Eine Gewinnwarnung des finnischen Handyherstellers Nokia und die Auseinandersetzung zwischen der France Telekom und dem norddeutschen Mobilfunk-Anbieter MobilCom ließ die Telekomwerte in den Mittelpunkt der Aufmerksamkeit rücken. Der DAX schloss den Handel bei 4.606 - ein Plus von knapp 17 Punkten oder 0,4 Prozent, während der Nemax 50 Index am Neuen Markt 20 Zähler oder 2,8 Prozent abgab auf 712 Punkte.

Der finnische Handyhersteller Nokia hat wegen der Absatzflaute seine Umsatzerwartungen für das 2. Quartal gesenkt. Aber damit haten die Analysten ohnehin gerechnet, sodass sich die Anleger kaum beeindruckt zeigten. Zudem bekräftigte Nokia seine Gewinnerwartungen für das laufende Jahr, was den Markt zeitweise beflügelte. Telekom-Papiere zum Beispiel konnten 4,3 Prozent zulegen und waren damit Spitzenreiter im DAX. Händler halten jedoch die T-Aktie immer noch für zu hoch bewertet angesichts einer Schuldenlast von rund 70 Milliarden Euro. Im Plus auch DaimlerChrysler mit 2,3 Prozent, hier scheint die Nachricht vom Montag Wirkung zu zeigen, dass Telekom und DaimlerChrysler die Lizenz für ein Lkw-Mautsystem auf deutschen Autobahnen bekommen werden.

Am Neuen Markt schloss der Nemax 50 zwar im Minus, aber das sieht dramatischer aus als es ist. Denn für das Minus ist hauptsächlich das Indexschwergewicht MobilCom verantwortlich. Hintergrund ist die Ankündigung des Großaktionärs France Telekom, die im März 2000 mit MobilCom getroffene Vereinbarung zum gemeinsamen Aufbau eines UMTS-Netzes nicht mehr zu verfolgen. France Telecom hält 28,5 Prozent an MobilCom, MobilCom selbst drückt eine Schuldenlast von 4,7 Milliarden Euro. Die Aktien des norddeutschen Mobilfunk- Anbieters wurden vom Handel ausgesetzt, nachdem sie ein Minus von 64,4 Prozent auf 6,31 Euro erreicht hatten.

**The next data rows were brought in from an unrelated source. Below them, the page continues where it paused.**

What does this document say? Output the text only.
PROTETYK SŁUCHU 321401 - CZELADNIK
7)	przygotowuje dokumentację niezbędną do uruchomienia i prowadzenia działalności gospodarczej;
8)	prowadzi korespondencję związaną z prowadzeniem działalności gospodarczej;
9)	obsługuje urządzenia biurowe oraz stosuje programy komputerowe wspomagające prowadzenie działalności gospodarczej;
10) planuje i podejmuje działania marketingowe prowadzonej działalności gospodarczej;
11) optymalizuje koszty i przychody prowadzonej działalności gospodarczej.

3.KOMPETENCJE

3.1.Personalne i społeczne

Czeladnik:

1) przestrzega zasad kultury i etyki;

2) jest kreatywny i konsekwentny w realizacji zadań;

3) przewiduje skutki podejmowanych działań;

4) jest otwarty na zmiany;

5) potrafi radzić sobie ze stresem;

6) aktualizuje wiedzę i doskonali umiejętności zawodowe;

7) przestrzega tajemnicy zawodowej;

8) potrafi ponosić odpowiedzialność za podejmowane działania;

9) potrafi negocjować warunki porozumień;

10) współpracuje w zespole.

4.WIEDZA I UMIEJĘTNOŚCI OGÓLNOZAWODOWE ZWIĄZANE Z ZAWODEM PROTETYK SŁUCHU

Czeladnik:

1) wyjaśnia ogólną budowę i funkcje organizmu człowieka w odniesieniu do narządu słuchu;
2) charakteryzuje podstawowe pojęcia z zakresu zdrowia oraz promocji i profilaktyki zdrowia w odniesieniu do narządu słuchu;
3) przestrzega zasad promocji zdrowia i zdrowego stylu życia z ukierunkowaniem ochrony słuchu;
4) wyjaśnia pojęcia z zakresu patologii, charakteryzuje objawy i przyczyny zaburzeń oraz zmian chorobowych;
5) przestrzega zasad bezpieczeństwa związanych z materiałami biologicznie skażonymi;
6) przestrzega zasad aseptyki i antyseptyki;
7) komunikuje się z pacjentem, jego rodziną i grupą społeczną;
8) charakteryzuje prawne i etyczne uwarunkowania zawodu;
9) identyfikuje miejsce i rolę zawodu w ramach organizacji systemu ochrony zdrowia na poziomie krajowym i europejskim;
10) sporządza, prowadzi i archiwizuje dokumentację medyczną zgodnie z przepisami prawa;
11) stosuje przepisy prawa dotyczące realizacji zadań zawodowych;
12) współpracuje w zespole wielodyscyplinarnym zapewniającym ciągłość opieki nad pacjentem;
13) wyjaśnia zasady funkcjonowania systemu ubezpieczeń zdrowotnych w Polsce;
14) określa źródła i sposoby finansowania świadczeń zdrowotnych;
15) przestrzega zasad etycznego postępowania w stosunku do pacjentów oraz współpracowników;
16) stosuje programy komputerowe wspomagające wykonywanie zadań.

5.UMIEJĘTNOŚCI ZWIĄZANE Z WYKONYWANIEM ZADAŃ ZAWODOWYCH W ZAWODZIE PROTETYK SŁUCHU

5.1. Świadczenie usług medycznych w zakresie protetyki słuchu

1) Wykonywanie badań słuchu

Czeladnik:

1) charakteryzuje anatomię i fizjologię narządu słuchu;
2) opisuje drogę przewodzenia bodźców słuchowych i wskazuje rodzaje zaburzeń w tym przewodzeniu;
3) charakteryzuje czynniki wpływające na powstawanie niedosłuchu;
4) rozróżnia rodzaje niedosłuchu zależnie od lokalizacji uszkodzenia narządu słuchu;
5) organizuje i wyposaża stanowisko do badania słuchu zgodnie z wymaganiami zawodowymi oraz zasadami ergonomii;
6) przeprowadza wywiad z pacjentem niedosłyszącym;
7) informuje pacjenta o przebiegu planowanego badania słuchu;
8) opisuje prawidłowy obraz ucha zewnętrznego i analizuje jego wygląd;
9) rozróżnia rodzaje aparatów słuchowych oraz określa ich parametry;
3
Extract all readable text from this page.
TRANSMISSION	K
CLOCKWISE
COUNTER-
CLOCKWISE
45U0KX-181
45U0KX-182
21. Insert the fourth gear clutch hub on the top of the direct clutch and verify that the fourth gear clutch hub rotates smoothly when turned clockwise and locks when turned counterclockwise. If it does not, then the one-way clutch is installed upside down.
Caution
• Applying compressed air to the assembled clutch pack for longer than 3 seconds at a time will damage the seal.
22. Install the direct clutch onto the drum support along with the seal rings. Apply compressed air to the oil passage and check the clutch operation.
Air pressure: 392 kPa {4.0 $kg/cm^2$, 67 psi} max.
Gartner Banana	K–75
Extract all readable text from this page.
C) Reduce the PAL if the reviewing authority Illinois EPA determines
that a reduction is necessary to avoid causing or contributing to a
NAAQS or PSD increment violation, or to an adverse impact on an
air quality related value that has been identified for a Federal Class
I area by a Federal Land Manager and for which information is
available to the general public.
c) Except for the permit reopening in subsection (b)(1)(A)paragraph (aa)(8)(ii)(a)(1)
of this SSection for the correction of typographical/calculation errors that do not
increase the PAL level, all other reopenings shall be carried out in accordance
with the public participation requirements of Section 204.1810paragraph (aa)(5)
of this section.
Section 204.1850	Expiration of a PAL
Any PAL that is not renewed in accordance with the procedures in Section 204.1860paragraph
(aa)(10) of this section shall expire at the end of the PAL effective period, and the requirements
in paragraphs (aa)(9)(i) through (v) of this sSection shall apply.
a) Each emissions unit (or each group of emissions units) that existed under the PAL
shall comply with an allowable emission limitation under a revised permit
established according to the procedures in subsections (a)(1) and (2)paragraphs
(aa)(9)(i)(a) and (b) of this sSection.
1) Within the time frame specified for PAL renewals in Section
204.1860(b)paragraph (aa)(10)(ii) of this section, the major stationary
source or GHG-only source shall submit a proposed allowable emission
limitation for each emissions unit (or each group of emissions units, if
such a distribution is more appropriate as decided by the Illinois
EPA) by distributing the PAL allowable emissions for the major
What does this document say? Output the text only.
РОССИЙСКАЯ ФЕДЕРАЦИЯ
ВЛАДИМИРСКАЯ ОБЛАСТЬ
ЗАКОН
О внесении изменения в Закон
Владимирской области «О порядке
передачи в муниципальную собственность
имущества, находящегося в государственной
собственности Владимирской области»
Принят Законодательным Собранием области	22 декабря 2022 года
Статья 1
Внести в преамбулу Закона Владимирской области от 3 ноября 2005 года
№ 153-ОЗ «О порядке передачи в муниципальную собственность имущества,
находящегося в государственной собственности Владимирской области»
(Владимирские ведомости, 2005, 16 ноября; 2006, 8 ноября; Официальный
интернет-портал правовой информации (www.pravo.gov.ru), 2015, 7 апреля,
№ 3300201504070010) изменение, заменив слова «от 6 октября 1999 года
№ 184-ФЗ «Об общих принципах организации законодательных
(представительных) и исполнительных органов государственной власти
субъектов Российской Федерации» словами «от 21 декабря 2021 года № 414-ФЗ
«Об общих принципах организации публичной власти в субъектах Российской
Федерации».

Am Rentenmarkt stieg der Rentenmarktindex REX um 0,07 Prozent auf 111,82 Punkte. Der Bund-Future war bei 105,88 Zählern unverändert. Die Umlaufrendite wurde von der Bundesbank mit 4,98 Prozent festgestellt, zwei Stellen weniger als am Montag.

Der Kurs des Euro ist leicht gesunken. Die Europäische Zentralbank (EZB) setzte den Referenzkurs bei 0,9417 (Montag: 0,9459) US-Dollar fest.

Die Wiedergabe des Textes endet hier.